💤 Culto ao desconhecido


   Acredito eu que estou perdido, vago lentamente por um local no qual jamais vi antes. Creio que seja algum país perdido na Ásia devido as suas construções e arquiteturas.

   O mundo está em crise, um novo vírus se alastra, corpos são empilhados em todos os cantos do globo. Não há cura para ele. Ninguém sabe como estará a humanidade em alguns anos, ou pior, ninguém sabe se ela ainda existirá.

   Eu não pude comunicar-me com ninguém. Deduzo eu que estou na Ásia, em algum canto no Oeste, possivelmente. Estou sujo, cansado. Não sei como cheguei à esse estado pois sequer bebo.

   Estava anoitecendo, havia poucas pessoas nas ruas naquele momento. Caminhei para lá e para cá. Elas me olhavam com desconfiança e com razão. Eu não parecia nenhum pouco com eles.

   Um velho esputava num beco escuro. Tive medo de aproximar-me, o cheiro de urina era forte e saía fumaça dos esgotos. Não sei o motivo.

   Eu não tenho opções, estou sem um tostão no bolso. Estou cansado, um vento sopra sobre mim. Não posso ficar caminhando pela rua e preciso manter distância das pessoas. Tenho medo deste vírus e do que ele possa fazer comigo, mas não tenho escolha. Preciso dormir.

   Deito-me próximo a um metrô, numa das estações. É relativamente limpo, não me parece um lugar ruim para passar a noite e não havia pessoas passando por ali naquele momento.

   Demoro a engatar um bom sono, e logo me pego em um sonho. Vejo pessoas sem rostos caminhando em minha volta, como se eu não estivesse ali. Não sei o que está havendo.

   Pergunto-me o que está acontecendo e sigo andando em meio aquele povo sem face. Olho cada um deles, sem boca, nariz e até mesmo orelhas. Reparo se há algum resquício de pálpebra, mas não vejo. São abléfaros. Sigo sem saber por onde estou em meu sonho, até que me deparo com aquele mesmo beco de outrora. Eu estava no mesmo lugar de antes.

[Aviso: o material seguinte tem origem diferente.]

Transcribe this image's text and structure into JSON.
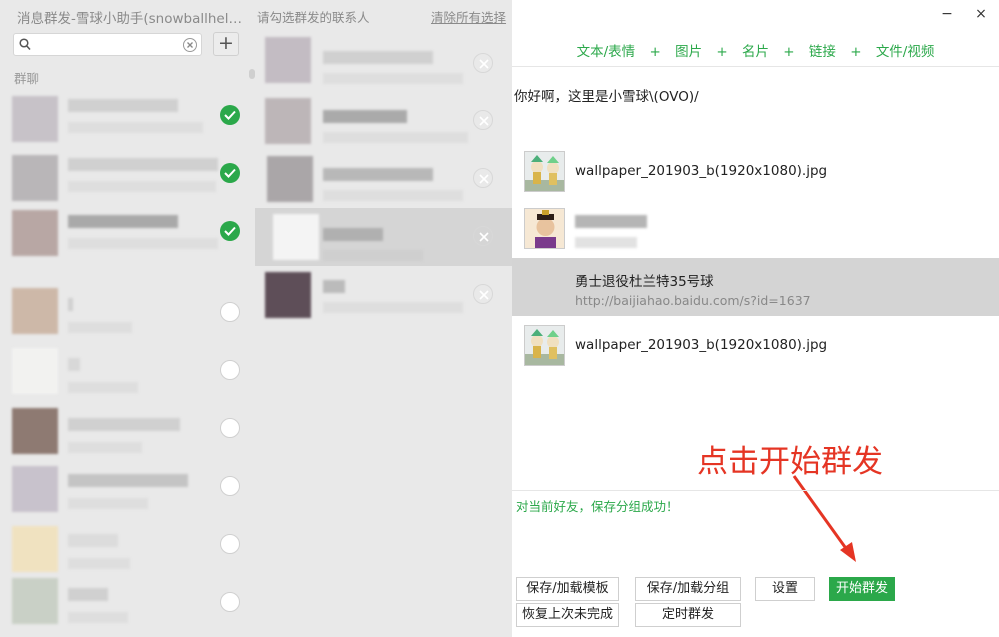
{
  "window": {
    "title": "消息群发-雪球小助手(snowballhel…"
  },
  "search": {
    "placeholder": "",
    "value": ""
  },
  "left": {
    "add_label": "+",
    "section_label": "群聊"
  },
  "contacts": [
    {
      "checked": true
    },
    {
      "checked": true
    },
    {
      "checked": true
    },
    {
      "checked": false
    },
    {
      "checked": false
    },
    {
      "checked": false
    },
    {
      "checked": false
    },
    {
      "checked": false
    },
    {
      "checked": false
    }
  ],
  "middle": {
    "title": "请勾选群发的联系人",
    "clear_all": "清除所有选择"
  },
  "selected": [
    {
      "highlighted": false
    },
    {
      "highlighted": false
    },
    {
      "highlighted": false
    },
    {
      "highlighted": true
    },
    {
      "highlighted": false
    }
  ],
  "controls": {
    "minimize": "−",
    "close": "×"
  },
  "toolbar": {
    "text_emoji": "文本/表情",
    "image": "图片",
    "card": "名片",
    "link": "链接",
    "file_video": "文件/视频",
    "separator": "+"
  },
  "message": {
    "text": "你好啊，这里是小雪球\\(OVO)/"
  },
  "attachments": {
    "file1": "wallpaper_201903_b(1920x1080).jpg",
    "link_title": "勇士退役杜兰特35号球",
    "link_url": "http://baijiahao.baidu.com/s?id=1637",
    "file2": "wallpaper_201903_b(1920x1080).jpg"
  },
  "annotation": "点击开始群发",
  "status": "对当前好友，保存分组成功！",
  "buttons": {
    "save_template": "保存/加载模板",
    "save_group": "保存/加载分组",
    "settings": "设置",
    "start": "开始群发",
    "resume": "恢复上次未完成",
    "schedule": "定时群发"
  },
  "colors": {
    "accent": "#2ba84a",
    "annotation": "#e53524",
    "selected_row": "#d4d4d4"
  }
}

   Agora, deparo-me com um senhor de pele clara, vestindo uma cartola, um terno escuro e segurando uma bengala charmosa. Ele está atrás de mim, e questiona-me, se também farei parte do culto. Discordo veementemente, não sei do que se trata. Era o mesmo bêbado daquela ocasião.

   O senhor me cumprimenta, esboça um sorriso gentil e desaparece. Mas não há passagem por aquele beco, apenas a tampa de um bueiro. Questiono-me se o velho havia entrado ali. Seria uma loucura, mas lembro-me que talvez, a loucura seja algo benéfico à limitação da alma do ser - humano. Eu decido entrar.

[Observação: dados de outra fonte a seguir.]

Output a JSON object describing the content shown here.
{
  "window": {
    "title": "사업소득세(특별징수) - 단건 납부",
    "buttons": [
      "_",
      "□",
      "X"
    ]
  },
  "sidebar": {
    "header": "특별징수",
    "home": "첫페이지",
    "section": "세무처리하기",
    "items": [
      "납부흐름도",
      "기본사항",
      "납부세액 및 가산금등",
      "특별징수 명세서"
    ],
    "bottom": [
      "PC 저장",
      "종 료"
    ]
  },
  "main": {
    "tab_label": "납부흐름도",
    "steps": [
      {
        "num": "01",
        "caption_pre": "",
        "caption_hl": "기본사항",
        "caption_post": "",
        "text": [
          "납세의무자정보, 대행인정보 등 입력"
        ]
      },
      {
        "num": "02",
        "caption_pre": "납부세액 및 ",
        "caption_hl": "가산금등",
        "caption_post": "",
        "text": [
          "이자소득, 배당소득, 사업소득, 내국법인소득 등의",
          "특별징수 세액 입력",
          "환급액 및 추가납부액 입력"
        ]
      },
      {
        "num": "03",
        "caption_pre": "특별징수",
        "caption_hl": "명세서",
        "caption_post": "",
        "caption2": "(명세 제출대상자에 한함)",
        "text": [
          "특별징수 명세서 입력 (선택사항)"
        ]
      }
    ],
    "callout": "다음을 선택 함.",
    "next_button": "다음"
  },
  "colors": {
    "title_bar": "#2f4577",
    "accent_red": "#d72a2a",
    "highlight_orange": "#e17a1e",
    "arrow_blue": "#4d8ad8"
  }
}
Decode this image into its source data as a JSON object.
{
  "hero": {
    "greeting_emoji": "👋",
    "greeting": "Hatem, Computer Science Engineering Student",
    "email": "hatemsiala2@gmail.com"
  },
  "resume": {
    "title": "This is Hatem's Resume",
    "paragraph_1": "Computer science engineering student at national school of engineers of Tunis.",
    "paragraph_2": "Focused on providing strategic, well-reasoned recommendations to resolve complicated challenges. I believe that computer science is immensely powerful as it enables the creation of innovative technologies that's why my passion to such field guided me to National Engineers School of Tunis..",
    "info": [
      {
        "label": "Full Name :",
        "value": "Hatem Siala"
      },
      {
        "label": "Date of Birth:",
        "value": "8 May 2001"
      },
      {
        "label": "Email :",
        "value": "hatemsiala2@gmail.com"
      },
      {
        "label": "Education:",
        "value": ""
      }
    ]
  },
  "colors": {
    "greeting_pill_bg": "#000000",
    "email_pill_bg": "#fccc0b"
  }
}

   Urina e fezes em meus pés, água podre lambendo meus sapatos. Sigo em frente, sem temer.

   Tudo ali era mesto, lúgubre e imundo. Era um esgoto e acredito que seja igual à todos os outros.

   Não há rastro do velho, eu bato meus pés, pois algo está enrolado. Continuo caminhando, era estreito, tampo meu nariz e viro à esquerda. A pestilência ainda me incomoda.

   Cada vez mais frívolo, eu finalmente vejo luz. Vou até ela. Sinto a água ficando mais grossa a cada passo. Evito fazer barulhos, até que vejo algo. 

   Vejo um grupo de pessoas, de costas para mim. Oito pessoas em círculo, vestindo roupas largas, rasgadas e na cor grená. Suas mãos estão banhadas em sangue e eu não pude diferenciar o sexo deles, mas reparo em algo um tanto quanto curioso. Essas pessoas possuíam rostos. Boca, nariz, olhos e orelhas. Mas eu não devo me aproximar do desconhecido.

   Seria esse o culto mencionado pelo velho da cartola, pergunto em minha cabeça para mim mesmo. O que faço daqui para frente, então?

   O mediatário centraliza-se ao círculo, proferindo palavras das quais não conheço. Também não acredito que seja algum idioma da Ásia. Era uma língua completamente diferente do que eu já havia escutado. Sequer consigo pronunciar tais palavras. Não sei de qual plaga era aquilo, ou se havia uma para aquele alfabeto desconhecido. Meu coração se fecha. Não sei o que vai acontecer e preocupo-me com o senhor. Não há rastro dele.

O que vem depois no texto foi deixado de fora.